While there was the odd critic who raved about her performance in
Farnace,
most critics and the discerning, operagoing Venetian public seemed to think that while her acting skills were of an extremely high quality, her voice was not. And, everyone was asking, should not Vivaldi know this better than anyone? Why, then, was he devoting so much of his surely valuable time to a rather unremarkable student?

Only three souls living knew the truth: Vivaldi, Giuseppe, and I. I knew without needing to be told that Anna still did not know the truth of her parentage. I also knew Vivaldi would not reveal it to her, out of respect for me and for the secret we had scrupulously kept all these years.

But as far as the rest of Venice was concerned, there must be only one explanation: Anna Girò was Vivaldi's mistress.

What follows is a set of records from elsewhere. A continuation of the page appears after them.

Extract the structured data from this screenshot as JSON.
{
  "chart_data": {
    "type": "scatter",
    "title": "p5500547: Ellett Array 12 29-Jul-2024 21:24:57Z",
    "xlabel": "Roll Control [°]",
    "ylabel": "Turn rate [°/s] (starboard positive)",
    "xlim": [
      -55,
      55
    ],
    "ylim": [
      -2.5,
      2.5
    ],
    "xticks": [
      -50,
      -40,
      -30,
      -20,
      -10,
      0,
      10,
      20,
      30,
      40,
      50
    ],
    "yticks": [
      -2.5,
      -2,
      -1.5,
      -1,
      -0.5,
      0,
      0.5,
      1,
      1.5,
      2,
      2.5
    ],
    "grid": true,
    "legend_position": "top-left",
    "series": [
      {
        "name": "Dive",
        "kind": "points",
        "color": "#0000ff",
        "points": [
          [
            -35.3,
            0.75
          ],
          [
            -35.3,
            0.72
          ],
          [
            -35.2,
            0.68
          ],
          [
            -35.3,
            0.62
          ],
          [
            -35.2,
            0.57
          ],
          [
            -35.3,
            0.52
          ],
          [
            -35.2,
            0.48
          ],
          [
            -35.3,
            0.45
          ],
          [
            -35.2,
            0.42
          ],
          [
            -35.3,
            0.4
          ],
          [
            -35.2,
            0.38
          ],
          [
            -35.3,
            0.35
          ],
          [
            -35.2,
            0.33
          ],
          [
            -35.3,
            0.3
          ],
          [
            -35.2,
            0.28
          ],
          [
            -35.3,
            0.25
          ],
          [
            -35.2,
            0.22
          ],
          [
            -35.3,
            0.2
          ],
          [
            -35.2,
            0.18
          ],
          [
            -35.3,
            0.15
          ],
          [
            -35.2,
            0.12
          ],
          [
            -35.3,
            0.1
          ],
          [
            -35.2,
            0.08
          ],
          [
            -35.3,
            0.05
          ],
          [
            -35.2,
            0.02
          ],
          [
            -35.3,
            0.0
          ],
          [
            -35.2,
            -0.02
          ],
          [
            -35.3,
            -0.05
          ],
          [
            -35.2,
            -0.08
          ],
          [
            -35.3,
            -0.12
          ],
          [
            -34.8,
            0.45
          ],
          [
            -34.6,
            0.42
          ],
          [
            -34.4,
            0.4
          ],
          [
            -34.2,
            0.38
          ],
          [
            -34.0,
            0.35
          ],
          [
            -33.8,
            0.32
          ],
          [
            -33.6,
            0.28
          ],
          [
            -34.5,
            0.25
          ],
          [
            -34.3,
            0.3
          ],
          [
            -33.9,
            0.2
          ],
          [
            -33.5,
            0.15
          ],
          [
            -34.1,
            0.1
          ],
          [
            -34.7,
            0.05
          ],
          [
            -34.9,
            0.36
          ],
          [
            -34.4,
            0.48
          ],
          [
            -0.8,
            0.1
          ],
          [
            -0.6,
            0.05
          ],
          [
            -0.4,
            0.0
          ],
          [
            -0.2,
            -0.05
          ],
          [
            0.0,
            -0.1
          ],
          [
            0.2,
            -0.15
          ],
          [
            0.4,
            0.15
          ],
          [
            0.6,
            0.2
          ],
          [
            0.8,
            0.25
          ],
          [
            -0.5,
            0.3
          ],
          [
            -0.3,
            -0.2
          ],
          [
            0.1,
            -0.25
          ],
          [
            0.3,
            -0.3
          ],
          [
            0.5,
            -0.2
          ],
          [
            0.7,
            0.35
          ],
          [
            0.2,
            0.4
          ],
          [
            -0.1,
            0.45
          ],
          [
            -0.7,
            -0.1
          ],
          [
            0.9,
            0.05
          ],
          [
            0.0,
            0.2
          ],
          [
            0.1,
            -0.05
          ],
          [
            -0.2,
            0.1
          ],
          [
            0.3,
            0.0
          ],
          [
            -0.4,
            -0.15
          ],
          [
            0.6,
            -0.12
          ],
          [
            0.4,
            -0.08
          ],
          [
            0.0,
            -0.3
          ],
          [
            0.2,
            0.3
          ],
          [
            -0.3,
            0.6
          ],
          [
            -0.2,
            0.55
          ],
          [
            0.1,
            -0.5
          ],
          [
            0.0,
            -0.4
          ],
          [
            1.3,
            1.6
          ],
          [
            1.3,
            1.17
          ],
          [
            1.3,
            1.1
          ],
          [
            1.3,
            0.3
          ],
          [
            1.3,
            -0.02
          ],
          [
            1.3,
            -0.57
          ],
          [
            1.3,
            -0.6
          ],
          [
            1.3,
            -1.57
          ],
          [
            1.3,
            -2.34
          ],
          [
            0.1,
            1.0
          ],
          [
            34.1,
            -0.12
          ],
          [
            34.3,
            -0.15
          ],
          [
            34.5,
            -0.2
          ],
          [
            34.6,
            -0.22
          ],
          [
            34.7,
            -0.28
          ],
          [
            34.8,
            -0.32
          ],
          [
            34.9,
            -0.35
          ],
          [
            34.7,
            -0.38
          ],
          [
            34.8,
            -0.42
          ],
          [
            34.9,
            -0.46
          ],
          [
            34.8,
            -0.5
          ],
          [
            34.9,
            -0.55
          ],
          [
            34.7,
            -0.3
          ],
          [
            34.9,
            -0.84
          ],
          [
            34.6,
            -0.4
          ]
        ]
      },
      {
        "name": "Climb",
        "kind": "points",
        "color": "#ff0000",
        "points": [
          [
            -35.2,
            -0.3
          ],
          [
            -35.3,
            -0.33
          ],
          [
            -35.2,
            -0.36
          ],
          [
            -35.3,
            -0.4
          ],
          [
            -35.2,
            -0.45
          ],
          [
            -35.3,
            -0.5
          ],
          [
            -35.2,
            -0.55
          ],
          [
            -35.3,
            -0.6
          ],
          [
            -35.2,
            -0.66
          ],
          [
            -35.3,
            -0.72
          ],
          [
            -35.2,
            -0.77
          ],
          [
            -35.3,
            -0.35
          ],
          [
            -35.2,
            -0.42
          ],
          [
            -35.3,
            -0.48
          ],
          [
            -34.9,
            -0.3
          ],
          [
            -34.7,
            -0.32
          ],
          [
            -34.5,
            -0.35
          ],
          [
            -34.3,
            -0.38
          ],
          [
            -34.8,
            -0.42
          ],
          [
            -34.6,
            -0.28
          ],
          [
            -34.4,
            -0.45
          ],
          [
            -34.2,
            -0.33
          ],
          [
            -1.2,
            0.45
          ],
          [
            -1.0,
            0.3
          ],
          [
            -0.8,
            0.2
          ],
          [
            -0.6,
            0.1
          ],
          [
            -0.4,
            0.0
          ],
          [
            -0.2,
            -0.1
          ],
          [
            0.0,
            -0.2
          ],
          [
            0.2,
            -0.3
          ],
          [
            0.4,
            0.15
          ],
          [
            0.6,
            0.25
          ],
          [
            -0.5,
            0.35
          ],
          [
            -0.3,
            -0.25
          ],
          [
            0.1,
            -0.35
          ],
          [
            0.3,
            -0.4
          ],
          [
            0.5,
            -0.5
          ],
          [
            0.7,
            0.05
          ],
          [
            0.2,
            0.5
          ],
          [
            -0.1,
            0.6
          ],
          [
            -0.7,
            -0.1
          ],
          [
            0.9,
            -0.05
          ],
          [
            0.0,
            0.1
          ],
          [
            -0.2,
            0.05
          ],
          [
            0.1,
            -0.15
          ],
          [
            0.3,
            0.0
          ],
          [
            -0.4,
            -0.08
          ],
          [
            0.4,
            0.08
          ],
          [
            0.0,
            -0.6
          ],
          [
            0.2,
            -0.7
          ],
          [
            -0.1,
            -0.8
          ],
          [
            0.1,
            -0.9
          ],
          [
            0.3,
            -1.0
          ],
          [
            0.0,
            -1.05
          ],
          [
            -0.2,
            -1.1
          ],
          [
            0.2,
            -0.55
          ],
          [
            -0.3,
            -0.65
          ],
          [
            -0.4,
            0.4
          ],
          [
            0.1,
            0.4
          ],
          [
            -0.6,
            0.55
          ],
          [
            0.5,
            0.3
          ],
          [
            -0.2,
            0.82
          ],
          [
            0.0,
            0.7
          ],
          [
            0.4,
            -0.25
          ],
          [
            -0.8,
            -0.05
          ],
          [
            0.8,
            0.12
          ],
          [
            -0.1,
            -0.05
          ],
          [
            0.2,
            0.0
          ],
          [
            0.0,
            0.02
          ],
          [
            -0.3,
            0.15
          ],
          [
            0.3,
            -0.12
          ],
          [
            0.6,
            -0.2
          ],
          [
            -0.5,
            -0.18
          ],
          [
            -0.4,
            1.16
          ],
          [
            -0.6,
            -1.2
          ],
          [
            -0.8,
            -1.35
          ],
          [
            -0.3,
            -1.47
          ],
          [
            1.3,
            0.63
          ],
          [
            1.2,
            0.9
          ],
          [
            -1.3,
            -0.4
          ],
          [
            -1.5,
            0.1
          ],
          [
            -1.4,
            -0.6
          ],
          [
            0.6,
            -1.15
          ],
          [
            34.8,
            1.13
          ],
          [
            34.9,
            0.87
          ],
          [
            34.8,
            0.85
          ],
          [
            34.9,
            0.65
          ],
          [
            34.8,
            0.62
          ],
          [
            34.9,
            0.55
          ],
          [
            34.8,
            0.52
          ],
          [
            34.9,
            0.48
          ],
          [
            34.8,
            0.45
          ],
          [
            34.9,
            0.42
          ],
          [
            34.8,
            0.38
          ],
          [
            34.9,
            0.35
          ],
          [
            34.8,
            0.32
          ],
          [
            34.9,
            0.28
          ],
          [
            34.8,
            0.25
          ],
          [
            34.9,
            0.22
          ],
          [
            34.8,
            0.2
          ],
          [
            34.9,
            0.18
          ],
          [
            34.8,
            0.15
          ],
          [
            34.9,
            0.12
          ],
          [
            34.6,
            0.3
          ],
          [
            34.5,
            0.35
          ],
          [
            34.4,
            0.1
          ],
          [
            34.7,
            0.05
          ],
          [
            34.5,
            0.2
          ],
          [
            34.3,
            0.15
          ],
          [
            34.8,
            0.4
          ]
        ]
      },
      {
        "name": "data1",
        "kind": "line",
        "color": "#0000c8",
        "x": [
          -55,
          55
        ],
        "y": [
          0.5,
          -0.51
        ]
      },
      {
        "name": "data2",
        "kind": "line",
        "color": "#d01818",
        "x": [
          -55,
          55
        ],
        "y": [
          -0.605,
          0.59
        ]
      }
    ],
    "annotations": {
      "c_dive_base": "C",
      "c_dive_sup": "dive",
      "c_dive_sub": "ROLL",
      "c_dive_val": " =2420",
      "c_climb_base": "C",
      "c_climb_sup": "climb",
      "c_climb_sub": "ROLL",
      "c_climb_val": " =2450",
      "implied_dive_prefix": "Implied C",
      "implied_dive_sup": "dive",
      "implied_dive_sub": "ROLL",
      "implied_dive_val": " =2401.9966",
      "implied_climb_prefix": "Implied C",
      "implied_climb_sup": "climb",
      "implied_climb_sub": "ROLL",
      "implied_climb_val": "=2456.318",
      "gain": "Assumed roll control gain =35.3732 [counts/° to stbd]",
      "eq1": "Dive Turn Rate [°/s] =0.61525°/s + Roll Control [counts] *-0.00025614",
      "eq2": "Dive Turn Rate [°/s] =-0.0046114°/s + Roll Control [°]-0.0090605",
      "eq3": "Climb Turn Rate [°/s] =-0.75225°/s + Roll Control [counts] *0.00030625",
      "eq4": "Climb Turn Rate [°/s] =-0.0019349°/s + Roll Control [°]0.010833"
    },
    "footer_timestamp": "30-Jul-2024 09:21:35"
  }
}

It was whispered by the most notorious gossips until it became common knowledge. Already they were calling Anna
l'Annina del Prete Rosso:
the Red Priest's Annina.

My initial reaction to the rumors was horror; luckily, it was from Giuseppe that I heard it first, so there was no need to hide my response. Yet eventually—though my disgust with those who delighted in such unproven rumors did not abate—that horror faded, replaced by a rather wry sense of irony.

This was all in addition to the reputation Vivaldi had gained of late for being somewhat grasping, determined to receive his due for his art at any cost. He was, it was said, capable of being a most unpleasant man when crossed. I could not quite reconcile these accounts with the man I had known so well. Could he truly have changed so much?